Mr Blewitt claimed Ms Gillard was present in the Abbotsford house at the time, but he said she did not see the transaction occur after she had told him to “just go through” to Mr Wilson and the tradesman in the house’s kitchen veranda area and remained in a front room.
Mr Wilson, who will give evidence to the commission tomorrow, has disputed Mr Blewitt’s account, and stood by Ms Gillard’s position that she paid for her own renovations.
In a statement to the royal commission tendered yesterday, former Slater & Gordon legal secretary Ms Palmer said it was not uncommon to arrange power of attorney documents for specific matters such as the Fitzroy auction.
But Ms Palmer said she did not know then that Mr Wilson was Ms Gillard’s partner when she sought the power of attorney for him. It was “inconsistent with usual practice within the firm” when Ms Gillard became involved in obtaining the Certificate of Currency document for the Fitzroy property shortly before its purchase was finalised, she said.

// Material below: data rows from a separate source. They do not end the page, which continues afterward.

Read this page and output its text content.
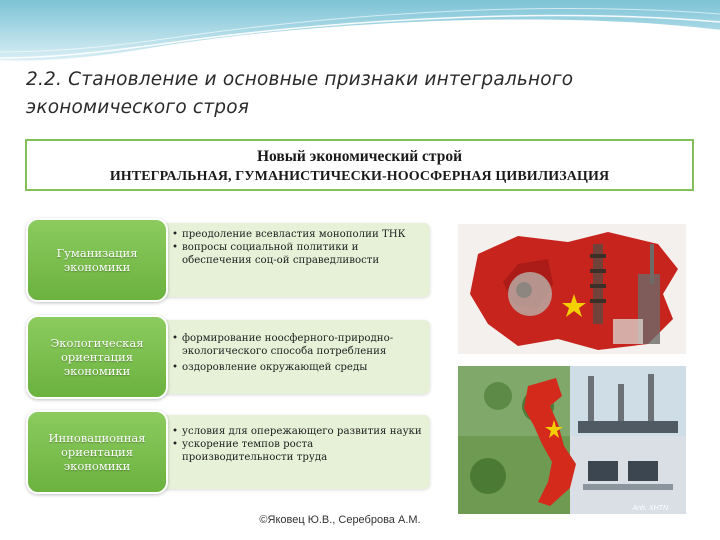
2.2. Становление и основные признаки интегрального экономического строя
Новый экономический строй
ИНТЕГРАЛЬНАЯ, ГУМАНИСТИЧЕСКИ-НООСФЕРНАЯ ЦИВИЛИЗАЦИЯ
• преодоление всевластия монополии ТНК
• вопросы социальной политики и обеспечения соц-ой справедливости
Гуманизация
экономики
• формирование ноосферного-природно-экологического способа потребления
• оздоровление окружающей среды
Экологическая
ориентация
экономики
• условия для опережающего развития науки
• ускорение темпов роста производительности труда
Инновационная
ориентация
экономики
Anh. XHTN
©Яковец Ю.В., Сереброва А.М.
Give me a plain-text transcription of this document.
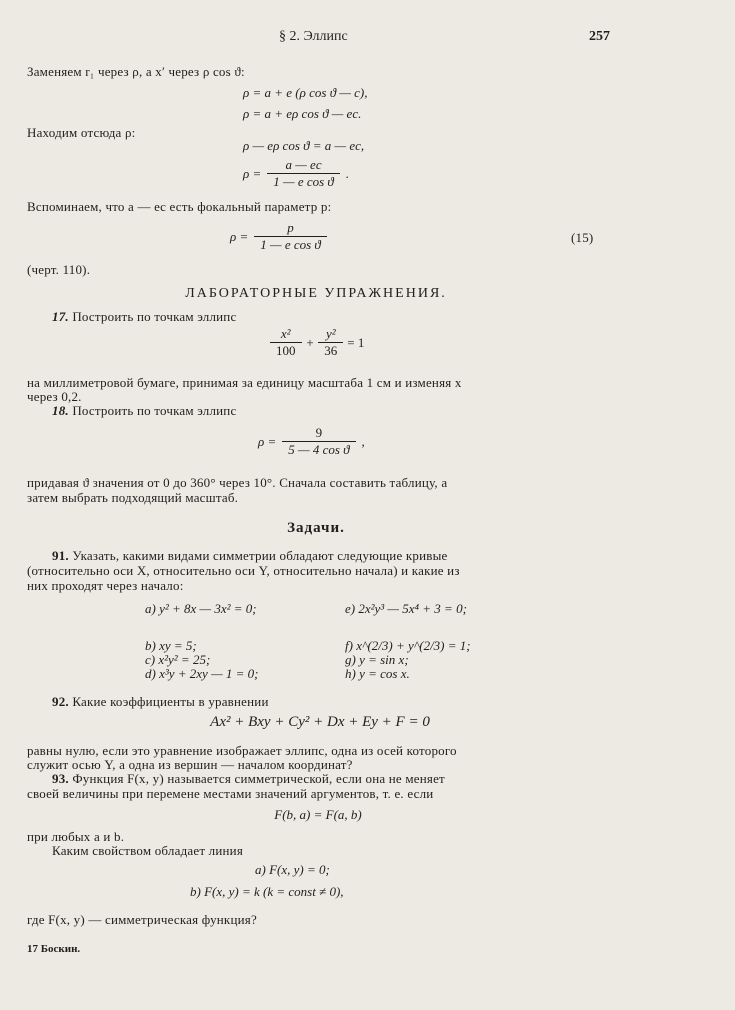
§ 2. Эллипс	257
Заменяем r₁ через ρ, а x′ через ρ cos ϑ:
ρ = a + e (ρ cos ϑ — c),
ρ = a + eρ cos ϑ — ec.
Находим отсюда ρ:
ρ — eρ cos ϑ = a — ec,
$\rho = \frac{a — ec}{\text{1 — e cos ϑ}}$ .
Вспоминаем, что a — ec есть фокальный параметр p:
$\rho = \frac{p}{\text{1 — e cos ϑ}}$	(15)
(черт. 110).
ЛАБОРАТОРНЫЕ УПРАЖНЕНИЯ.
17. Построить по точкам эллипс
$\frac{\text{x²}}{100} + \frac{\text{y²}}{36} = 1$
на миллиметровой бумаге, принимая за единицу масштаба 1 см и изменяя x
через 0,2.
18. Построить по точкам эллипс
$\rho = \frac{9}{\text{5 — 4 cos ϑ}}$ ,
придавая ϑ значения от 0 до 360° через 10°. Сначала составить таблицу, а
затем выбрать подходящий масштаб.
Задачи.
91. Указать, какими видами симметрии обладают следующие кривые
(относительно оси X, относительно оси Y, относительно начала) и какие из
них проходят через начало:
a) y² + 8x — 3x² = 0;	e) 2x²y³ — 5x⁴ + 3 = 0;
b) xy = 5;	f) x^(2/3) + y^(2/3) = 1;
c) x²y² = 25;	g) y = sin x;
d) x³y + 2xy — 1 = 0;	h) y = cos x.
92. Какие коэффициенты в уравнении
Ax² + Bxy + Cy² + Dx + Ey + F = 0
равны нулю, если это уравнение изображает эллипс, одна из осей которого
служит осью Y, а одна из вершин — началом координат?
93. Функция F(x, y) называется симметрической, если она не меняет
своей величины при перемене местами значений аргументов, т. е. если
F(b, a) = F(a, b)
при любых a и b.
Каким свойством обладает линия
a) F(x, y) = 0;
b) F(x, y) = k (k = const ≠ 0),
где F(x, y) — симметрическая функция?
17 Боскин.
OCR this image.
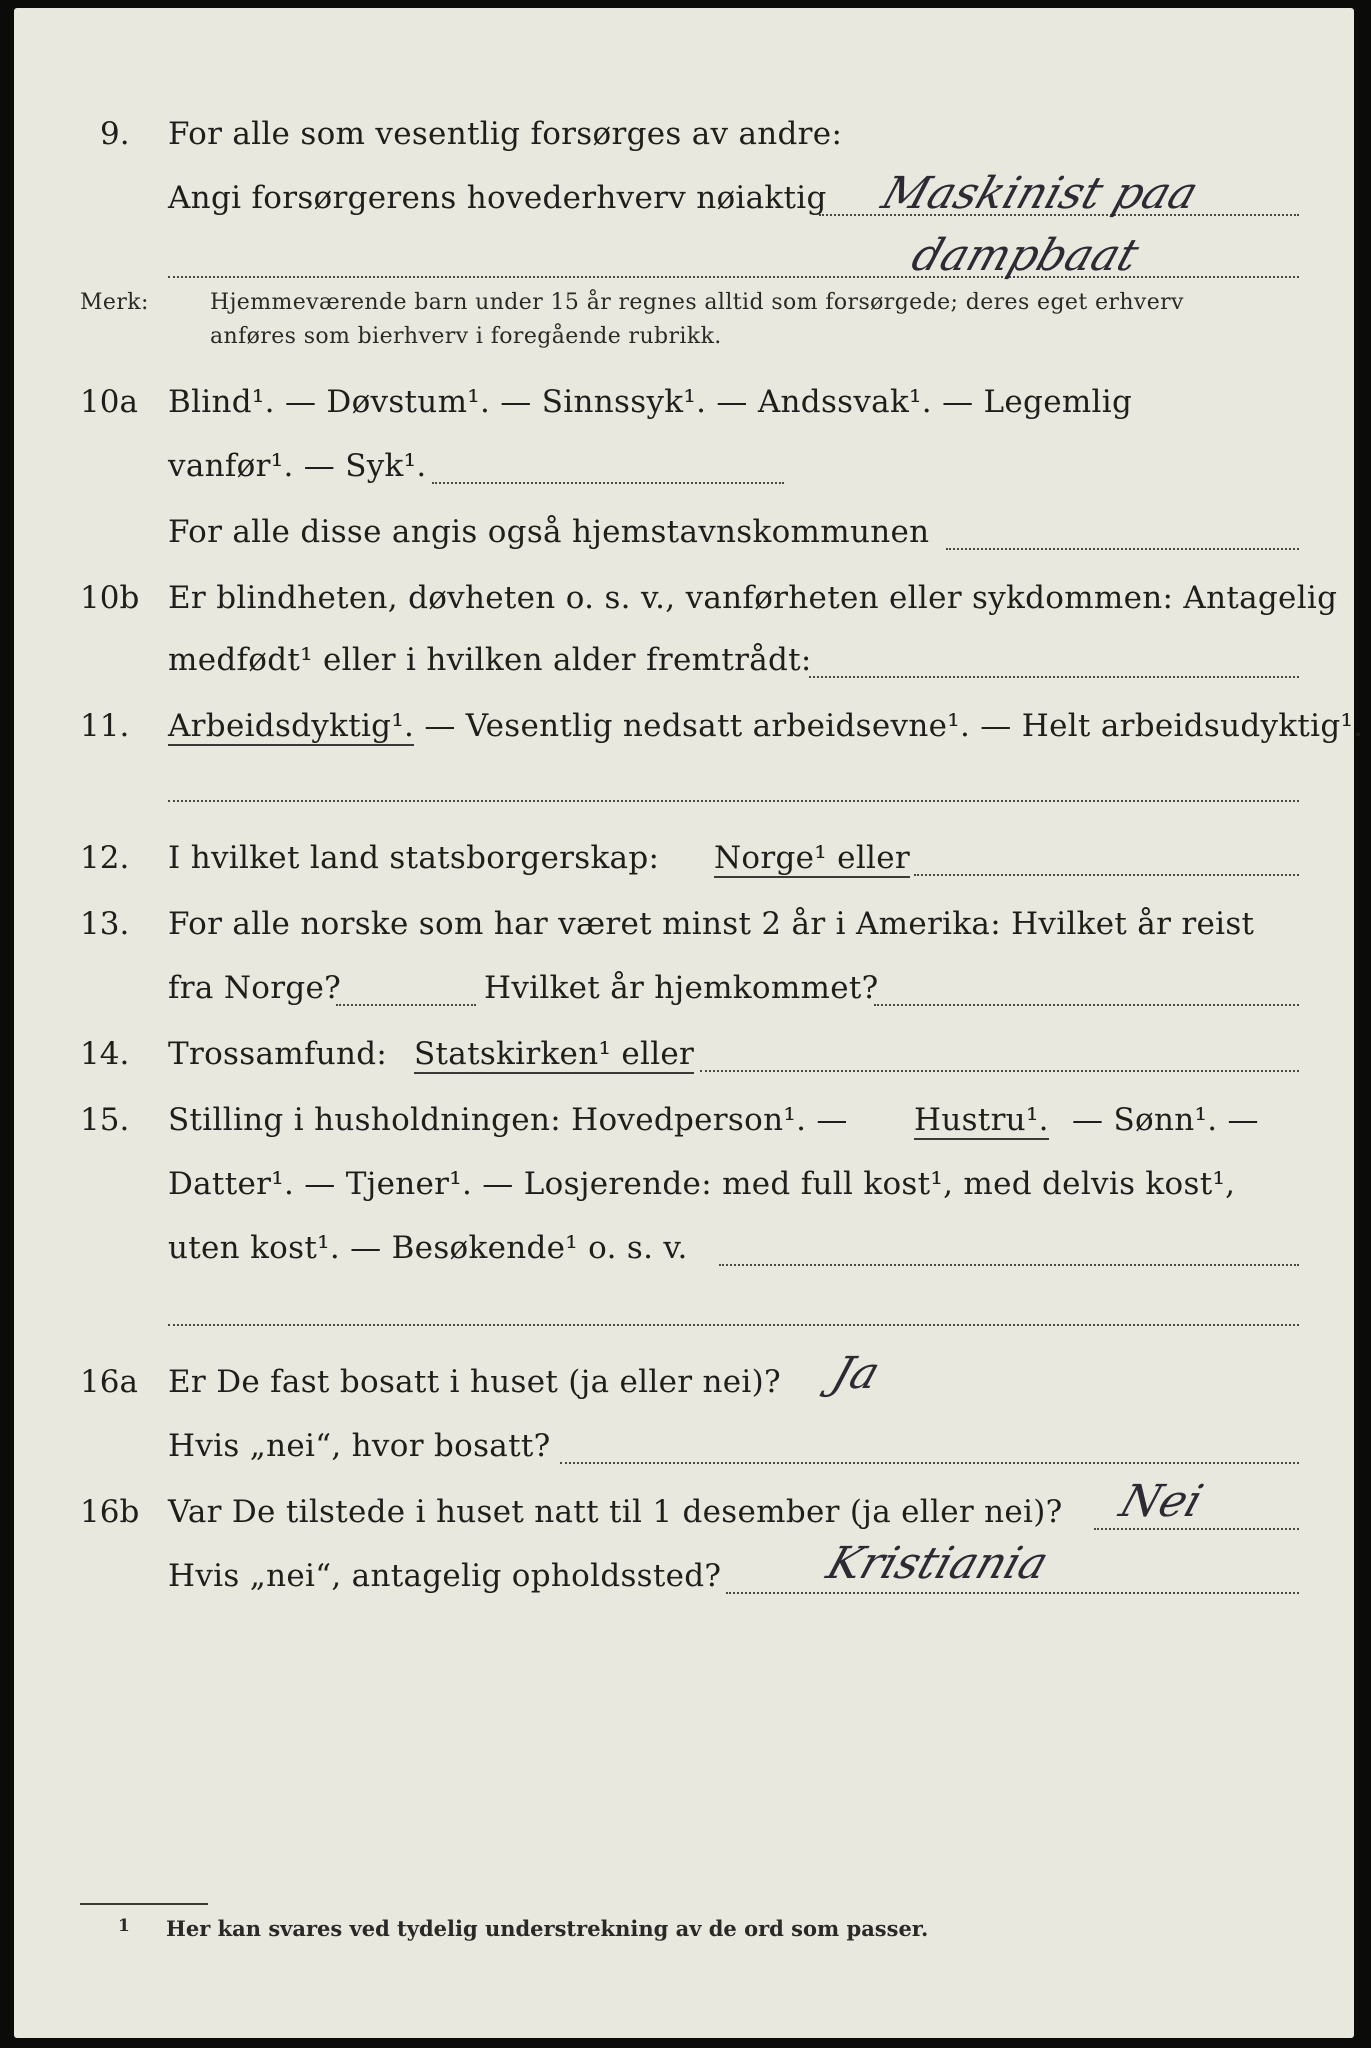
9. For alle som vesentlig forsørges av andre:
Angi forsørgerens hovederhverv nøiaktig Maskinist paa
dampbaat
Merk:	Hjemmeværende barn under 15 år regnes alltid som forsørgede; deres eget erhverv
anføres som bierhverv i foregående rubrikk.
10a Blind¹. — Døvstum¹. — Sinnssyk¹. — Andssvak¹. — Legemlig
vanfør¹. — Syk¹.
For alle disse angis også hjemstavnskommunen
10b Er blindheten, døvheten o. s. v., vanførheten eller sykdommen: Antagelig
medfødt¹ eller i hvilken alder fremtrådt:
11. Arbeidsdyktig¹. — Vesentlig nedsatt arbeidsevne¹. — Helt arbeidsudyktig¹.
12. I hvilket land statsborgerskap: Norge¹ eller
13. For alle norske som har været minst 2 år i Amerika: Hvilket år reist
fra Norge?	Hvilket år hjemkommet?
14. Trossamfund: Statskirken¹ eller
15. Stilling i husholdningen: Hovedperson¹. — Hustru¹. — Sønn¹. —
Datter¹. — Tjener¹. — Losjerende: med full kost¹, med delvis kost¹,
uten kost¹. — Besøkende¹ o. s. v.
16a Er De fast bosatt i huset (ja eller nei)? Ja
Hvis „nei“, hvor bosatt?
16b Var De tilstede i huset natt til 1 desember (ja eller nei)? Nei
Hvis „nei“, antagelig opholdssted? Kristiania
1 Her kan svares ved tydelig understrekning av de ord som passer.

In evidence at the commission yesterday, Fair Work commissioner Mr Cambridge told how — when he was AWU national secretary — he tried to challenge the legitimacy of Mr Wilson’s slush fund when he discovered it in 1995, and how he tried unsuccessfully to block redundancy payments to Mr Wilson, Mr Blewitt and others when they left the union shortly after.
At the time, Mr Cambridge had recently become the AWU’s national secretary and wanted a full union audit after said he found its accounts in a “mess” following its merger with another union, the Federation of Industrial, Manufacturing & Engineering Employees (FIMEE).
The AWU Workplace Reform Association was started in 1992 with two bank accounts. Payments by Thiess were sent to a secret post box in Perth.
At one point the slush fund “association” held $156,849 in one bank account and $383,332.60 in a cheque account. Regular cash cheque withdrawals were made by Mr Blewitt, with documents showing most cheques were jointly signed by Mr Blewitt and Mr Wilson.
Mr Cambridge said the FIMEE’s Victorian secretary, Bob Smith, had “a lot of tensions” with Mr Wilson.